Owen was an explosive one-on-one player who relied heavily on instincts to be at his best. Fowler, on the other hand, was a lot more calculated. But both offered what was required in their respective eras. Liverpool then moved with the times yet again, when they parted with a club-record fee to bring Fernando Torres to the club.

Teams had slowly moved away from two-man attacks and needed a well-rounded number nine to lead the line. Torres did that and then some. Initially paired with Dirk Kuyt or Andriy Voronin, Rafa Benitez eventually deployed Steven Gerrard behind the Spaniard and the two forged one of the most destructive partnerships in Premier League history. Torres could run in behind and drop deep. He could act as a targetman when required and he was comfortable making those decoy runs to bring others into play. He was as explosive as Owen was but there was a physical presence about him, too. For a period of time, he was the quintessential No.9.

His maiden campaign in England yielded 33 goals in all competitions and he followed that up with 39 across the next two seasons, before eventually leaving to join Chelsea for a then Premier League record £50million.

Again, the demands placed on forwards changed and Liverpool were forced to evolve. Strikers went from being judged exclusively on goals to being judged on everything else they did. An attacker defending from the front went from being a luxury to a necessity. Luis Suarez arrived from Ajax during the same window as Andy Carroll, as the Reds looked to switch up their attack after the sale of Torres.

Carroll’s stint on Merseyside was short lived but Suarez terrorised opponents in England for over three years. It wasn’t until the arrival of Brendan Rodgers that the Uruguayan delivered goals to go alongside his work rate.

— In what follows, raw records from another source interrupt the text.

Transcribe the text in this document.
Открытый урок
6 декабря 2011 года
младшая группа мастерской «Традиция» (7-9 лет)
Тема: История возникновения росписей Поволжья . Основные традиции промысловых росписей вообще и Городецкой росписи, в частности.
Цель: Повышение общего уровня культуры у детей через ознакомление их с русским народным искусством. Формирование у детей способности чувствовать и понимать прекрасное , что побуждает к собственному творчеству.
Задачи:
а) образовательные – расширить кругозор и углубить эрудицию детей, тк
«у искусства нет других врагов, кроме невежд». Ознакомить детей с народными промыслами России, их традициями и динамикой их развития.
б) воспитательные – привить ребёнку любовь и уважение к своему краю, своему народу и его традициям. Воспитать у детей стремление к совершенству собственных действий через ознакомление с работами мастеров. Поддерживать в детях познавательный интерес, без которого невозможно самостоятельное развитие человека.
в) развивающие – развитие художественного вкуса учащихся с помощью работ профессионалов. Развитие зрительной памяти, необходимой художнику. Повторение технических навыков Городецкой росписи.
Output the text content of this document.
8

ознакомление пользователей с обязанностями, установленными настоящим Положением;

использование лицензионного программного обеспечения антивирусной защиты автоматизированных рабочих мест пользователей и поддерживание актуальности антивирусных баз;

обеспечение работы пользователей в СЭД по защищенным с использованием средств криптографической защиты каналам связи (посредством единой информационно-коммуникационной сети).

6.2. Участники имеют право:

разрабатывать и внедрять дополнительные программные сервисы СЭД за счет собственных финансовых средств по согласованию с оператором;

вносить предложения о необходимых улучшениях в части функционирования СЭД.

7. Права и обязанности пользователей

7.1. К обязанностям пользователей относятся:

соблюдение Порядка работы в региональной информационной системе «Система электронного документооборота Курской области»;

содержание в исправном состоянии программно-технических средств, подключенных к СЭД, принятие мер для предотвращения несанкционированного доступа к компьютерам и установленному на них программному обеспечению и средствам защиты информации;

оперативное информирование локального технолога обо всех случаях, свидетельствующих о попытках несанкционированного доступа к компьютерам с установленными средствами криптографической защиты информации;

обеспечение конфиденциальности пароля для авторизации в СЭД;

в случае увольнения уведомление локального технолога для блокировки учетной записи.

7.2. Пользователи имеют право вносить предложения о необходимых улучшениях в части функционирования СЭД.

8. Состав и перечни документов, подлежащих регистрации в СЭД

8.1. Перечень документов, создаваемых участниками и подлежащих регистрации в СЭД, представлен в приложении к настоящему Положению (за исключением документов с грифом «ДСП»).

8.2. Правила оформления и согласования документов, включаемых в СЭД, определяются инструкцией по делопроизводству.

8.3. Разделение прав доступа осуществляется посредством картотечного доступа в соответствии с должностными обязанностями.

He scored 30 in all competitions in 2012/13 and then spearheaded Liverpool’s title challenge during 2013/14 with 31 Premier League goals in 33 appearances. Furthermore, you could put together a Goal of the Season competition using his efforts alone. They ranged from the ridiculous – that 18-yard header vs West Bromwich Albion – to the sublime. How he controlled that long ball against Newcastle United defied logic, and to show he wasn’t a cheat code he added a few tap-ins too.

Liverpool didn’t immediately replace Suarez. It was an impossible task and probably remains so to this day. His skillset was and still is unique. So the Reds reassessed their approach and realised multiple goal threats are better than one. To the surprise of many, they added Chelsea reject Mohamed Salah to a frontline already containing Sadio Mane and Roberto Firmino in their quest to bring their title drought to an end.

In his first season with the club, the ‘Eygptian King’ shattered the Premier League record for most goals scored (32) in a single campaign. The system was built around getting the wide forwards into dangerous areas with great frequency and Firmino’s selflessness was key to that. Salah brought Lionel Messi-esque numbers to the top flight of English football and a second Golden Boot followed. What he’s doing in the Premier League is quite remarkable. The sheer volume of his contributions makes him one of the most dangerous attackers to ever play in England. In his three full seasons with the club, Salah has averaged 25 league goals and there’s no sign of that stopping anytime soon. During that time, the Reds have lifted the European Cup and the Premier League.

From Gods to Kings and everything else in between, Liverpool have had some of the greatest goalscorers in Premier League history.